REFLEXIONES DE MARZO


Al llegar estas fechas, de una forma o de otra, acabo escribiendo sobre la mujer. Esto me produce sentimientos contradictorios.


Por un lado me alegra, porque soy parte implicada y detecto los avances que la mujer, en el mundo occidental sobre todo, ha conseguido; pero por otra parte, el saber que todos los años se ha de recordar cómo la mujer en el mundo y por el hecho de serlo, es maltratada, violada, asesinada, humillada, vilipendiada, lapidada, me produce una profunda tristeza que no me exime de la obligación de seguir escribiéndolo.

Los problemas se empiezan a resolver cuando nos damos cuenta de su existencia.

Por estas fechas, leo libros que hablan de mujeres y de cómo sus vidas han sido una continua lucha en un mundo donde los hombres eran y son la norma y ellas la excepción. A pesar de los obstáculos, ellas han continuado su camino porque sabían que su deber era seguir adelante.

¿Por qué ahora conocemos a estas valientes mujeres y sabemos de sus hazañas?

Porque otras mujeres han dedicado mucha parte de su tiempo a investigar a las que les precedieron. Imagino algunas de nuestras investigadoras e historiadoras actuales, dándole el pecho a su hijo o hija mientras sostienen con la otra mano el libro que les habla de aquellas otras que dejaron huella. La mujer es una experta en compaginar la familia con su vida profesional.

¿Cuántas viudas han trabajado y trabajan como hombres y mujeres a la vez en la delimitación de los estereotipos de roles sexuales de todos los tiempos? Los ejemplos son innumerables.

Actualmente se sabe de muchas mujeres, y así lo manifiestan públicamente, que prefieren renunciar a ser madres para dedicarse más de lleno a su vocación y vida laboral. Supongo que no será fácil tomar esa postura y sin embargo, deciden hacerlo. Se me ocurre otra pregunta:

¿Cuántos hombres se habrán planteado el renunciar a ser padres para dedicarse más a su profesión? Posiblemente habrá alguno, no lo niego, pero seguro que en menos cantidad que las mujeres.

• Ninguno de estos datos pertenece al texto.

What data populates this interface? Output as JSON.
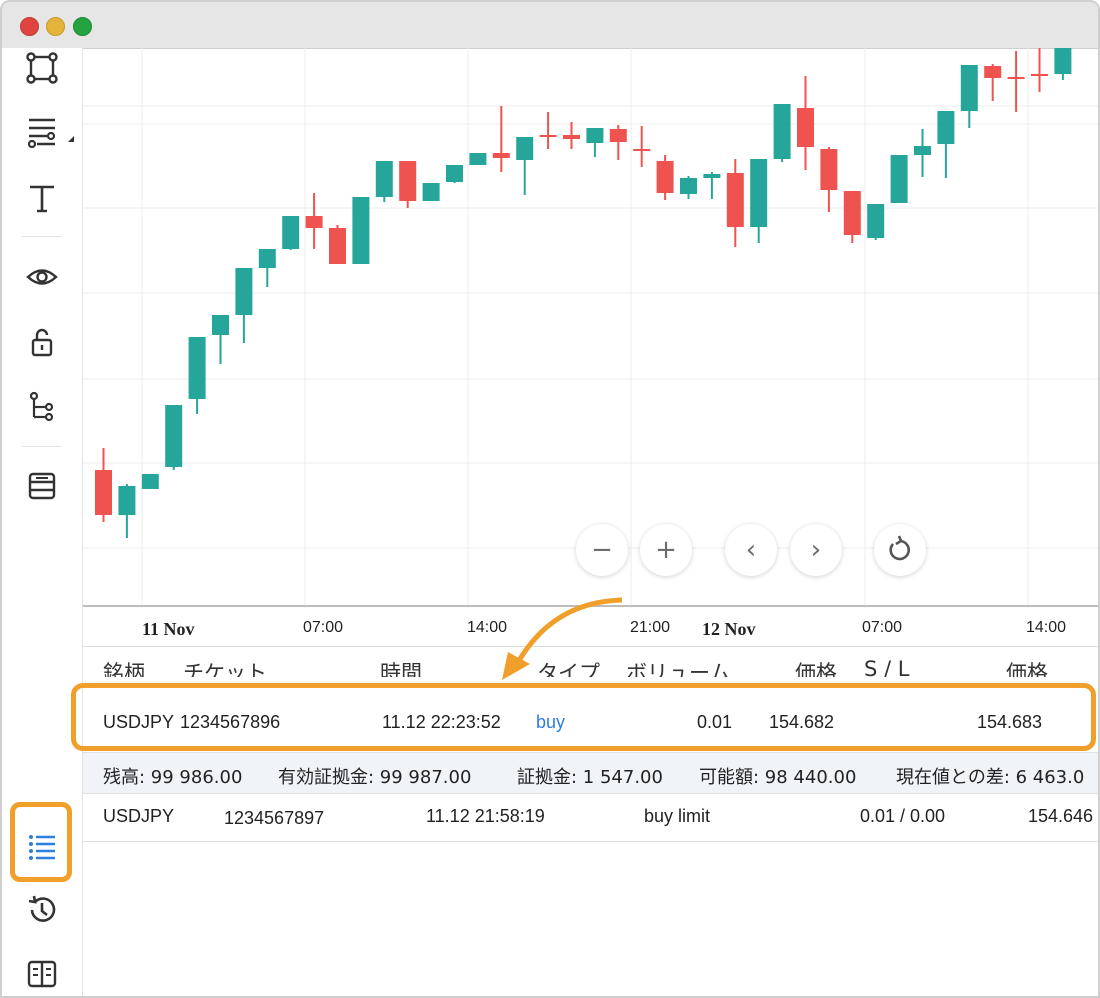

Sí, estas reflexiones de marzo, me llevan otra vez a la pena cuando oigo y leo las noticias de las niñas esclavas, porque si ser esclavo es deleznable, lo es más si se es niño, pero si se es niña, se llega al colmo de la iniquidad humana.

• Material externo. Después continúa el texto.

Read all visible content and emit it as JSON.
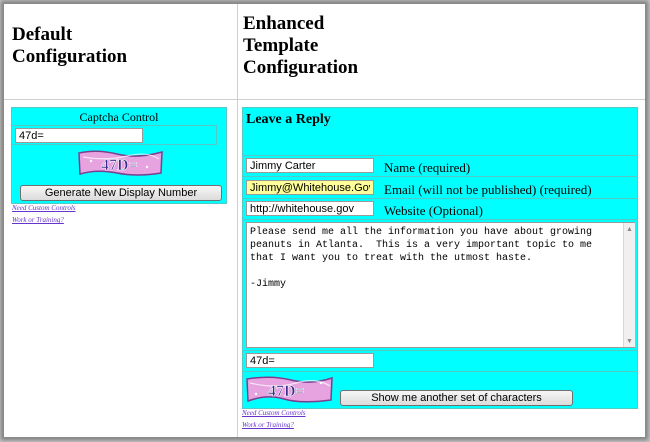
{
  "left": {
    "heading_line1": "Default",
    "heading_line2": "Configuration",
    "captcha_title": "Captcha Control",
    "captcha_value": "47d=",
    "captcha_image_text": "47D=",
    "button_label": "Generate New Display Number",
    "link1": "Need Custom Controls",
    "link2": "Work or Training?"
  },
  "right": {
    "heading_line1": "Enhanced",
    "heading_line2": "Template",
    "heading_line3": "Configuration",
    "reply_title": "Leave a Reply",
    "name_value": "Jimmy Carter",
    "name_label": "Name (required)",
    "email_value": "Jimmy@Whitehouse.Gov",
    "email_label": "Email (will not be published) (required)",
    "website_value": "http://whitehouse.gov",
    "website_label": "Website (Optional)",
    "message": "Please send me all the information you have about growing\npeanuts in Atlanta.  This is a very important topic to me\nthat I want you to treat with the utmost haste.\n\n-Jimmy",
    "captcha_value": "47d=",
    "captcha_image_text": "47D=",
    "button_label": "Show me another set of characters",
    "link1": "Need Custom Controls",
    "link2": "Work or Training?"
  },
  "colors": {
    "panel": "#00ffff",
    "email_highlight": "#ffff99",
    "link": "#6633cc"
  }
}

¡Ojala que esta tristeza tan profunda que ahora siento le quitase a una mujer o a una niña que sufre un ápice de su amargura¡

Soy por naturaleza optimista y por ello quiero terminar con frases de esperanza.

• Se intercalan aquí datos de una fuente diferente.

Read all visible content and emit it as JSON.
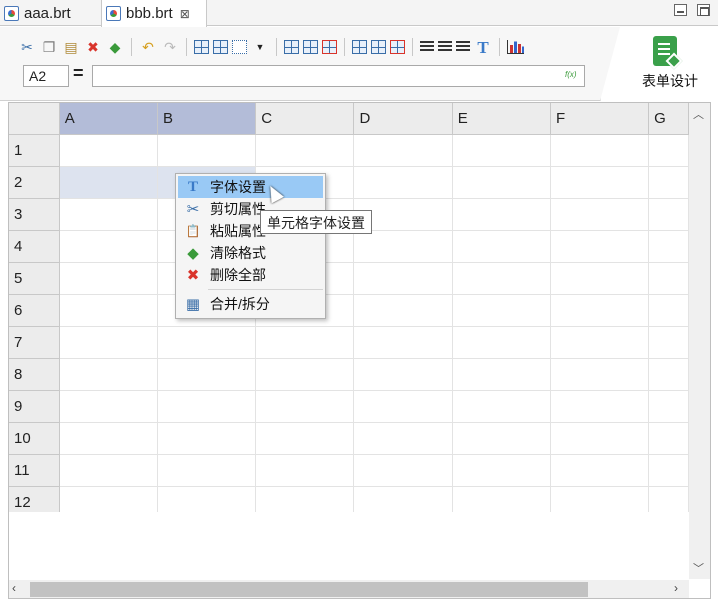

Una mujer en África ha llegado a ser presidenta, sin dejar de ser madre y abuela y otra ha recibido el Premio Nobel de la Paz por su actitud ecologista. Todavía el mundo puede salvarse y la mujer será su promotora.

LUZ DEL OLMO

5 comentarios:

Abejita de la Vega dijo...

Felicidades, Luz.
Aunque siempro recuerdo lo que me contaste de lo que te contó la locutora Juana Ginzo.
un beso

Kety dijo...

Luz, no sabe una qué pensar, pero es escalofriante el tema, día a día.
Un abrazo

Pedro Ojeda Escudero. dijo...

El camino es largo, pero, sin duda, estamos andándolo en el camino correcto. Sigamos.

rosario dijo...

¡Enhorabuena Luz por esas hermosas palabras!
Aunque es verdad, queda aún mucho por hacer...
Sin embargo, pienso que si hubiera muchos seres humanos como tú, con esa calidad humana, la meta estaría más próxima.
Pasa buena semana.
Un fuerte abrazo.
Rosario Gómez.

Ele Bergón dijo...

Felicidades a ti también Abejita. Aquella conversación con Juana Ginzo en la Libreria de Mujeres de Madrid fue muy interesante. Ella decía que la fecha y algunos hecho no fueron tal y como los recordamos ahora. Gracias por aportar tu granito de arena a esta causa

Felicidades Kety. Lo importante es pensar en la forma de quitar las injusticias y luego actuar, como sé que poco a poco tú lo vas haciendo.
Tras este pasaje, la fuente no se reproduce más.